Herbstreit’s thoughts on Tagovailoa and the Dolphins? He said Monday that it would be a mistake if Chris Grier, Brian Flores and Stephen Ross have a chance to take Alabama’s star quarterback and pass on him.
“That’s a franchise that seems like it’s needed a quarterback for a long time,” Herbstreit said in response to a question by the Miami Herald during a predraft conference call. “If he falls in their laps and they pass on him, I don’t know how they do that.”
Herbstreit then suggested that Tagovailoa would be best-served sitting for a year to let his injured hip fully recover, but added “his upside on the back end is very very high. He’d be tough to pass up on if you need a quarterback.”
Will Tagovailoa’s many health issues scare the Dolphins away?
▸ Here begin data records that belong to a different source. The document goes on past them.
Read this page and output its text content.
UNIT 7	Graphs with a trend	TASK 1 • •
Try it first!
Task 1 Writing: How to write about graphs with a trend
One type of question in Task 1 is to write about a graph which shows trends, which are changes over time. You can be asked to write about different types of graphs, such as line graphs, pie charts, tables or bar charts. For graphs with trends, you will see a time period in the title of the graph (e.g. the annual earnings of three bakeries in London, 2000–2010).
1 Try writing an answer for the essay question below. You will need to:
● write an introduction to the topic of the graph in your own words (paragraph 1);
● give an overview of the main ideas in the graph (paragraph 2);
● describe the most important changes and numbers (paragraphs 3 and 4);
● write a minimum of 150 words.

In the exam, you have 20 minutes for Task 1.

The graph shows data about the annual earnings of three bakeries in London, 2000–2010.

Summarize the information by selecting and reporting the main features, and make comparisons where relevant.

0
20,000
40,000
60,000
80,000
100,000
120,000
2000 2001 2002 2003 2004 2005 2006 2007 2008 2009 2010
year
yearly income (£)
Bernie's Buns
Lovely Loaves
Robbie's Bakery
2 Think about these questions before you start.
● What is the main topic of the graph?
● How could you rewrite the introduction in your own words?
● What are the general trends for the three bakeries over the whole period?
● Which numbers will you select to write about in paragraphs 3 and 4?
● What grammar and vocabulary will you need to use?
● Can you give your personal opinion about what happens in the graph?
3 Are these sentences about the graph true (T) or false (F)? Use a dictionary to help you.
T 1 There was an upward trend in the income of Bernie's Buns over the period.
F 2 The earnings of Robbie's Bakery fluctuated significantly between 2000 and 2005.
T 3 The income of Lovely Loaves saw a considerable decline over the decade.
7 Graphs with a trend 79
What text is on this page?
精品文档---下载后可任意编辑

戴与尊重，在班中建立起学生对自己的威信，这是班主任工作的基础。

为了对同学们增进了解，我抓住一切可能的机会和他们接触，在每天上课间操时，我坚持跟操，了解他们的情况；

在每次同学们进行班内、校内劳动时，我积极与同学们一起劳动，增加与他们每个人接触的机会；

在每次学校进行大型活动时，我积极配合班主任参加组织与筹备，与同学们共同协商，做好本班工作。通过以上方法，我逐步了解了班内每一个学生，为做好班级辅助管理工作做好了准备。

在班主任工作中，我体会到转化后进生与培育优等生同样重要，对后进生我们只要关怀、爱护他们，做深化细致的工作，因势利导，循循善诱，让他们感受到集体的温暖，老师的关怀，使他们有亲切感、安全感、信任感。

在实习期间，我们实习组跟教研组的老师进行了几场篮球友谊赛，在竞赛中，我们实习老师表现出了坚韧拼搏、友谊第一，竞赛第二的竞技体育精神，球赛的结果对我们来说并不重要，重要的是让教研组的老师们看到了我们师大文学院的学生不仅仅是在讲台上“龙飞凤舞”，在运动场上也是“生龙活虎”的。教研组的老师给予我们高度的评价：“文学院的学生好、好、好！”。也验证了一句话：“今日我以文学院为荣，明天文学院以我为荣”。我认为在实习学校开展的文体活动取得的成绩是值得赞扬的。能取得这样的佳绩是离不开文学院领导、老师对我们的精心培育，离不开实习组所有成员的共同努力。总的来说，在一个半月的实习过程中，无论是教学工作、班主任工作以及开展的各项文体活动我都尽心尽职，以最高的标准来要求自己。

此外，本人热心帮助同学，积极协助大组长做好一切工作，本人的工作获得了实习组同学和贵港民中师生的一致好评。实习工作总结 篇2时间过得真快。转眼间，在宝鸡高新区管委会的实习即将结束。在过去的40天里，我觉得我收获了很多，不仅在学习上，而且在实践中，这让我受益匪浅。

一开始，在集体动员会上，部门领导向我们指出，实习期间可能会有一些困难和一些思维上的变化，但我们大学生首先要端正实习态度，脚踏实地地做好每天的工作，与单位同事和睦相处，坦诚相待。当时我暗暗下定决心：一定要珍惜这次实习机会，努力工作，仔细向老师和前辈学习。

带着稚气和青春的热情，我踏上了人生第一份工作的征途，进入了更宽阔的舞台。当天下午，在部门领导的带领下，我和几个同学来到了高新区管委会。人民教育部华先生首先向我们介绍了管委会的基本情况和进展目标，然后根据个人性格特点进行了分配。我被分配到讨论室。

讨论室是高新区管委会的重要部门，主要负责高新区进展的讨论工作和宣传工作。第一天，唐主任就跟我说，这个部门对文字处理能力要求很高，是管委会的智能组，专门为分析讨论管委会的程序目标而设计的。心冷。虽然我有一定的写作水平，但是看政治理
Perhaps.
But perhaps not.
Tony Pauline of the Pro Football Network reported Monday that Stephen Ross has been telling associates that — assuming Joe Burrow goes to the Bengals at No. 1 — Tagovailoa would be the only quarterback the Dolphins would consider taking with the fifth pick.
And if Tagovailoa is not the pick, that Grier will do what’s needed to land Utah State’s Jordan Love with the Dolphins’ second first-round selection. One name conspicuously absent from the Dolphins’ purported wish list? Oregon’s Justin Herbert, whom Pauline says “is not in the team’s plans with the fifth overall pick.”
What seems less and less likely: That the Dolphins will trade up for a quarterback.
But that doesn’t mean the Dolphins won’t try to improve their positioning.
NFL Network’s Peter Schrager is very well sourced, and he floated a scenario in which the Dolphins packaged their 18th, 26th and 39th picks and sent them to Detroit for the Lions’ third overall pick.
In that hypothetical, it’s more likely the Dolphins would use pick No. 3 on the best player available (likely an offensive tackle, since the Giants, picking fourth, need one as well) and then take a quarterback at No. 5.
Herbstreit made a rather convincing argument Monday on why Tagovailoa should be that pick.
“Go back to when he burst on the scene. Sat there his entire freshman year behind a very talented QB who won a lot of games, and halftime of the national championship, they put him into the biggest stage that you can be in in the college game, and he’s never been in that situation. And to watch him play, and he made a mistake or two along the way, but to watch him pay with poise, his decision-making — the game moves pretty quickly when you play in that game — and eventually lead them back and make enough plays to win the national in overtime , and to visit with him on the back en o that a few months later, I think it’s the culture, the way he was raised.
“ From an intangible [standpoint], ... he’s a 12 out of 10. The linemen will love him, the receivers will love him, the defensive linemen will love him, the coaching staff will love him, the fan base will love him. I don’t know if I covered a guy who checked every box as far as intangibles are concerned. His ability to read coverages, come off a read and go to second or third option. The only thing I’d say, since he had so much success, he doesn’t give up on a play. When he got hurt, instead of giving up, he’s trying to keep a play alive. In the SEC, he got banged up. In the NFL, he’ll get destroyed. That’s an area he’ll really need to work on. But his accuracy, his touch, his command and then his intangibles, there’s a lot there to fall in love with.”